Shabana Azmi as Radha is superb in the film. She is remarkable towards the final sequences where she is confused whether she is doing the right thing or not. Her outburst with Khulbhushan Kharbanda (who plays Ashok) is the highlight of the film, which is accompanied by wonderful background music by A. R. Rahman. Khulbhushan has got nothing to do throughout except in the end and he utilizes the opportunity well. I was surprised to see Javed Jafferi as Jatin in the movie. I never knew this famous comedian-dancer has acted in this masterpiece. He proves that not only is he good at comedy and dance, but also at acting.

I was a bit perplexed to see Ranjit Chowdhary as Mundu masturbating. I wondered long why Mehta has induced this into the film, why not any other mischief by him, and this is answered towards the end and becomes the root cause of Radha's confusion. Every scene in the film has some meaning, be it Jatin's humiliation by his Chinese girlfriend Julie's parents, or the continual use of the scene from Ramayan where Sita plunges into the pyre to prove her purity, or even Radha's dream sequence. Amidst the fast paced drama, we get some relief in the form of 'Mundu's Fantasy.' For example, he imagines the story Radha narrates in the movie in which he is the king, Radha his wife, Sita (played by Nandita Das) his mistress and Jatin his servant. Also, the sex scene in the end is aesthetically filmed and doesn't go above what was required.

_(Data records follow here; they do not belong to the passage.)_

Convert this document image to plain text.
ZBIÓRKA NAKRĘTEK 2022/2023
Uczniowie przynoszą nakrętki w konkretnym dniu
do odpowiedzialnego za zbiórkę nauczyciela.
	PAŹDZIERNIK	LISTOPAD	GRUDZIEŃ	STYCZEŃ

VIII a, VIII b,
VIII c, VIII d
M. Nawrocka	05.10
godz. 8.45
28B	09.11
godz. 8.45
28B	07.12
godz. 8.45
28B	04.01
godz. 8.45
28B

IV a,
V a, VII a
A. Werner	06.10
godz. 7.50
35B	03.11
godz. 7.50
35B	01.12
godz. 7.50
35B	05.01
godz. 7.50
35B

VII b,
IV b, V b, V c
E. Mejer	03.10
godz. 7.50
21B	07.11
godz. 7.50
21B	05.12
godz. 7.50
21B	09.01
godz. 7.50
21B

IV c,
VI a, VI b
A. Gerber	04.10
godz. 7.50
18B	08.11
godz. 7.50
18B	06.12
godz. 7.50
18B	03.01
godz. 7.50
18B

Such a film can never be imagined to come out of India, even today, 15 years after its release. It is only now that we are witnessing gay characters in Hindi Movies – Dostana (2008), I Am (2011) – implied masturbation – Ek Chotisi Love Story (2002) – but not as explicit as in this film. Not only from the theme and content point of view, also from the presentation point of view, the film is different. The scenes are moving along with the camera and the drama develops at a fast pace and maintains the speed throughout. Some jokes drop by but the story is continuously moving within the small house. The dialogs of the film are witty and at times humorous (e.g. Sita – Are you coming home tonight? Jatin – Maybe! ; Radha – Where is Jatin? Sita – He is away to meet his girlfriend). You cherish them and at the same time get involved in them and feel the character's pain. The production design is completely different from other films then.

A marvelous effort by Deepa Mehta (though didn't gain recognition in India due to the explicit homosexuality in the film) and the rest of the crew. Kudos to them. And I must appreciate the censor board of India that they released this film without any cuts and an A certificate.